Family separation and exile from their home had been the inevitable result. Some family members sided with the Union, but the overwhelming majority "went South" into the 17th Virginia Infantry, the Alexandria Regiment. In the third year of the war, the crushing forces of greater manpower, the naval blockade and the world's largest industrial base were steadily driving the Confederacy to its knees. Desperate times demand desperate measures. In such times who could be better placed for action against disaster than a family of merchant bankers? In that year of Chancellorsville, Gettysburg and Vicksburg, something had to "be done". Some gateway leading out of the maze had to be found.

The Butcher's Cleaver, an epic novel of Confederate and Union intelligence in the American Civil War has now been published and is available for purchase.

This tale of war and espionage has been many years in creation. It is the product of a lifetime of experience in peace and war...

Its pages are filled with the people of the time; North, South, soldier, spy, slave, master, man, woman. and victim. This sweeping story of the struggle that lies at the heart of American history and identity is fiction in the tradition of Margaret Mitchell, Michael Shaara and John Le Carre.
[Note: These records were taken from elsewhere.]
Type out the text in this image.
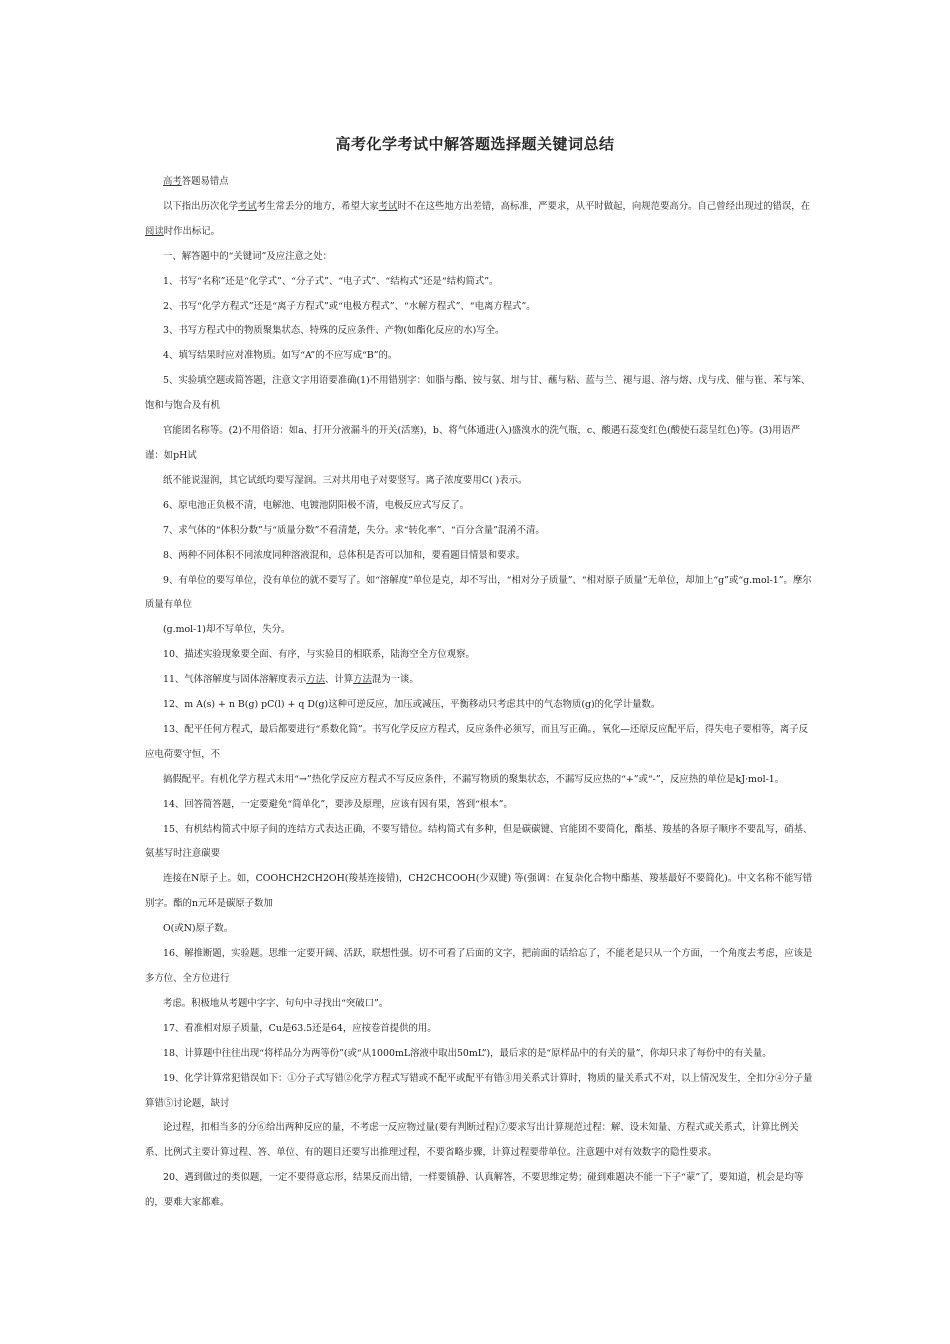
高考化学考试中解答题选择题关键词总结

高考答题易错点

以下指出历次化学考试考生常丢分的地方，希望大家考试时不在这些地方出差错，高标准，严要求，从平时做起，向规范要高分。自己曾经出现过的错误，在阅读时作出标记。

一、解答题中的“关键词”及应注意之处：

1、书写“名称”还是“化学式”、“分子式”、“电子式”、“结构式”还是“结构简式”。

2、书写“化学方程式”还是“离子方程式”或“电极方程式”、“水解方程式”、“电离方程式”。

3、书写方程式中的物质聚集状态、特殊的反应条件、产物(如酯化反应的水)写全。

4、填写结果时应对准物质。如写“A”的不应写成“B”的。

5、实验填空题或简答题，注意文字用语要准确(1)不用错别字：如脂与酯、铵与氨、坩与甘、蘸与粘、蓝与兰、褪与退、溶与熔、戊与戌、催与崔、苯与笨、饱和与饱合及有机

官能团名称等。(2)不用俗语：如a、打开分液漏斗的开关(活塞)，b、将气体通进(入)盛溴水的洗气瓶，c、酸遇石蕊变红色(酸使石蕊呈红色)等。(3)用语严谨：如pH试

纸不能说湿润，其它试纸均要写湿润。三对共用电子对要竖写。离子浓度要用C( )表示。

6、原电池正负极不清，电解池、电镀池阴阳极不清，电极反应式写反了。

7、求气体的“体积分数”与“质量分数”不看清楚，失分。求“转化率”、“百分含量”混淆不清。

8、两种不同体积不同浓度同种溶液混和，总体积是否可以加和，要看题目情景和要求。

9、有单位的要写单位，没有单位的就不要写了。如“溶解度”单位是克，却不写出，“相对分子质量”、“相对原子质量”无单位，却加上“g”或“g.mol-1”。摩尔质量有单位

(g.mol-1)却不写单位，失分。

10、描述实验现象要全面、有序，与实验目的相联系，陆海空全方位观察。

11、气体溶解度与固体溶解度表示方法、计算方法混为一谈。

12、m A(s) + n B(g) pC(l) + q D(g)这种可逆反应，加压或减压，平衡移动只考虑其中的气态物质(g)的化学计量数。

13、配平任何方程式，最后都要进行“系数化简”。书写化学反应方程式，反应条件必须写，而且写正确。，氧化—还原反应配平后，得失电子要相等，离子反应电荷要守恒，不

搞假配平。有机化学方程式未用“→”热化学反应方程式不写反应条件，不漏写物质的聚集状态，不漏写反应热的“+”或“-”，反应热的单位是kJ·mol-1。

14、回答简答题，一定要避免“简单化”，要涉及原理，应该有因有果，答到“根本”。

15、有机结构简式中原子间的连结方式表达正确，不要写错位。结构简式有多种，但是碳碳键、官能团不要简化，酯基、羧基的各原子顺序不要乱写，硝基、氨基写时注意碳要

连接在N原子上。如，COOHCH2CH2OH(羧基连接错)，CH2CHCOOH(少双键) 等(强调：在复杂化合物中酯基、羧基最好不要简化)。中文名称不能写错别字。酯的n元环是碳原子数加

O(或N)原子数。

16、解推断题，实验题。思维一定要开阔、活跃，联想性强。切不可看了后面的文字，把前面的话给忘了，不能老是只从一个方面，一个角度去考虑，应该是多方位、全方位进行

考虑。积极地从考题中字字、句句中寻找出“突破口”。

17、看准相对原子质量，Cu是63.5还是64，应按卷首提供的用。

18、计算题中往往出现“将样品分为两等份”(或“从1000mL溶液中取出50mL”)，最后求的是“原样品中的有关的量”，你却只求了每份中的有关量。

19、化学计算常犯错误如下：①分子式写错②化学方程式写错或不配平或配平有错③用关系式计算时，物质的量关系式不对，以上情况发生，全扣分④分子量算错⑤讨论题，缺讨

论过程，扣相当多的分⑥给出两种反应的量，不考虑一反应物过量(要有判断过程)⑦要求写出计算规范过程：解、设未知量、方程式或关系式，计算比例关系、比例式主要计算过程、答、单位、有的题目还要写出推理过程，不要省略步骤，计算过程要带单位。注意题中对有效数字的隐性要求。

20、遇到做过的类似题，一定不要得意忘形，结果反而出错，一样要镇静、认真解答，不要思维定势；碰到难题决不能一下子“蒙”了，要知道，机会是均等的，要难大家都难。
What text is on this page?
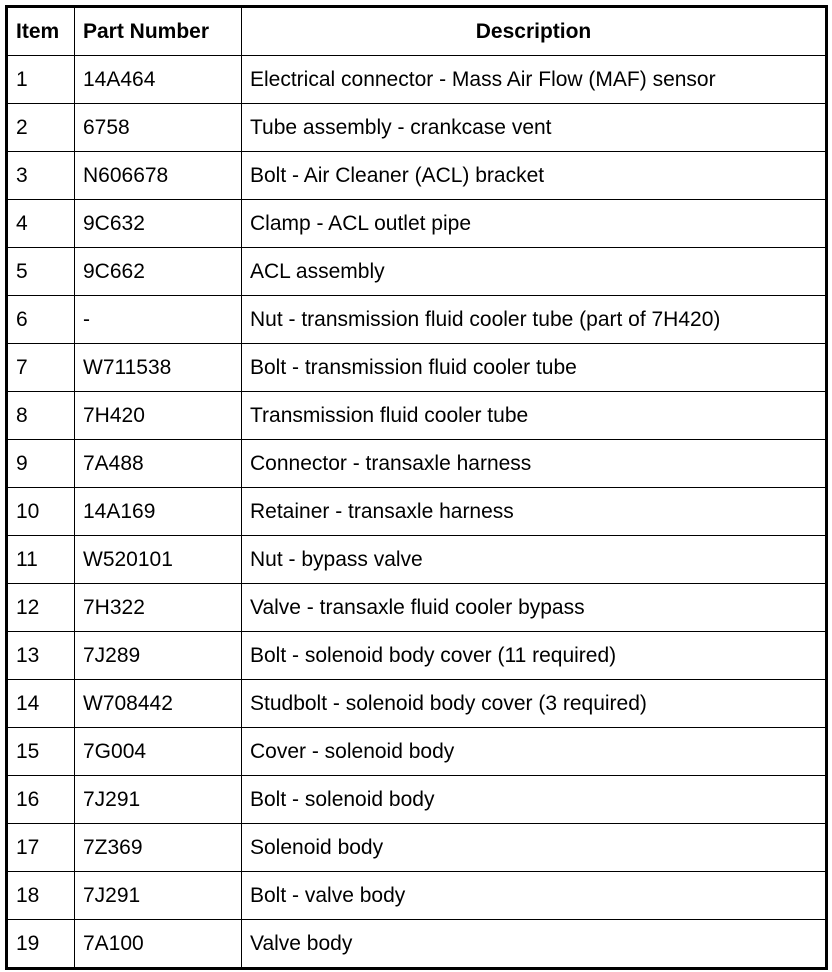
Item	Part Number	Description
1	14A464	Electrical connector - Mass Air Flow (MAF) sensor
2	6758	Tube assembly - crankcase vent
3	N606678	Bolt - Air Cleaner (ACL) bracket
4	9C632	Clamp - ACL outlet pipe
5	9C662	ACL assembly
6	-	Nut - transmission fluid cooler tube (part of 7H420)
7	W711538	Bolt - transmission fluid cooler tube
8	7H420	Transmission fluid cooler tube
9	7A488	Connector - transaxle harness
10	14A169	Retainer - transaxle harness
11	W520101	Nut - bypass valve
12	7H322	Valve - transaxle fluid cooler bypass
13	7J289	Bolt - solenoid body cover (11 required)
14	W708442	Studbolt - solenoid body cover (3 required)
15	7G004	Cover - solenoid body
16	7J291	Bolt - solenoid body
17	7Z369	Solenoid body
18	7J291	Bolt - valve body
19	7A100	Valve body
W. Patrick Lang is a retired high level military intelligence officer, a life long student of the American Civil War and the Lincoln assassination. He is a widely published author and military consultant. His broad experience of combat and of the espionage world uniquely combine to give him special insight into the realities of such events across time. He lives with his wife in Alexandria, Virginia.

From CWBN:
This title was released last month but was accidentally omitted from November's listings.